Um den Export lebender Schafe nach Saudi-Arabien ist ein Handelskrieg entbrannt. Opfer sind die Tiere.
aus DER SPIEGEL 21/1990

Von Ferne und in der Nacht muten die schwimmenden Gefährte mit ihren hohen, beleuchteten Aufbauten wie Luxusliner an, am Tage wie überdimensionale Archen Noahs.

Doch wer in ihren Windschatten gerät, den überfällt Brechreiz. Schiffsbesatzungen im Persischen Golf fürchteten solche Begegnungen während des iranisch-irakischen Krieges fast so sehr wie die mit einer Mine: Pestilenzartiger Gestank weht den Schiffen hinterher.

Es sind Massentransporte lebender Schafe, die von Australiens fetten Weiden mehr als 10 000 Kilometer über See zu ihren Schlachtbänken im Nahen Osten geführt werden. Fast dreieinhalb Millionen Tiere - etwa die Hälfte des australischen Exports an lebenden Schafen - gingen letztes Jahr allein an das hammelfreundliche Saudi-Arabien, den besten Kunden der Viehzüchter vom fernen Kontinent. Handelswert: 150 Millionen US-Dollar.

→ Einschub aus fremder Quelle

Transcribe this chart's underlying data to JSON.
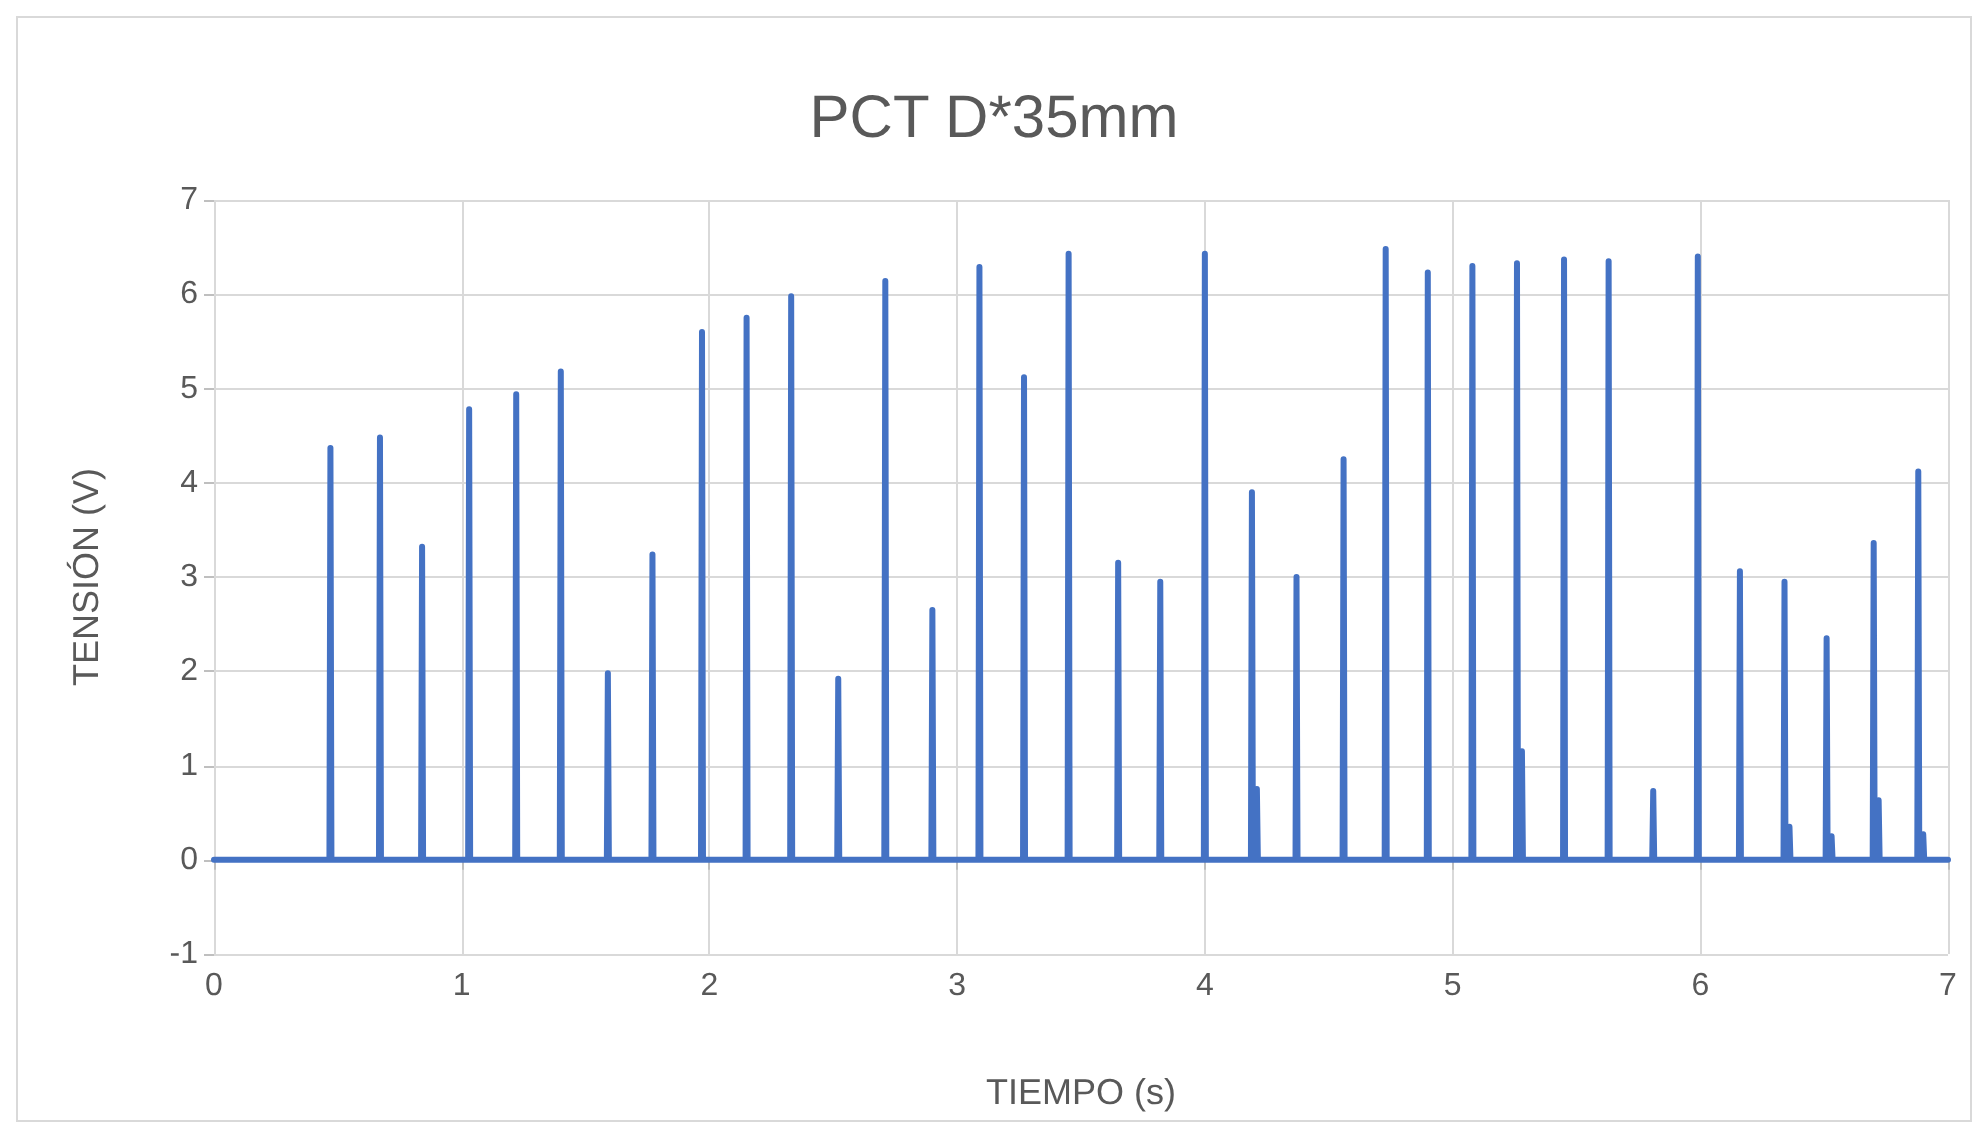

Vorwiegend arabische Transporteure zwängen bis zu 110 000 der blökenden Leckerbissen in vielstöckige Verschläge, drei Tiere auf einen Quadratmeter. Über 20 solcher Horror-Schiffe sind im Einsatz. Nach Angaben australischer Tierschützer gehen auf den wochenlangen Reisen »normalerweise« 140 000 Tiere pro Jahr ein. Sie sterben an Hitzschlag oder Salmonelleninfektion, viele ersticken im Ammoniakdunst ihrer Exkremente, andere verhungern, weil sie sich an die erst sieben Tage vor der Abreise verordneten Futterpillen nicht gewöhnen können. »Die schlimmste Tierquälerei der Welt«, sagt Christine Townend, Vorsitzende der australischen Tierschutzorganisation Animal Liberation.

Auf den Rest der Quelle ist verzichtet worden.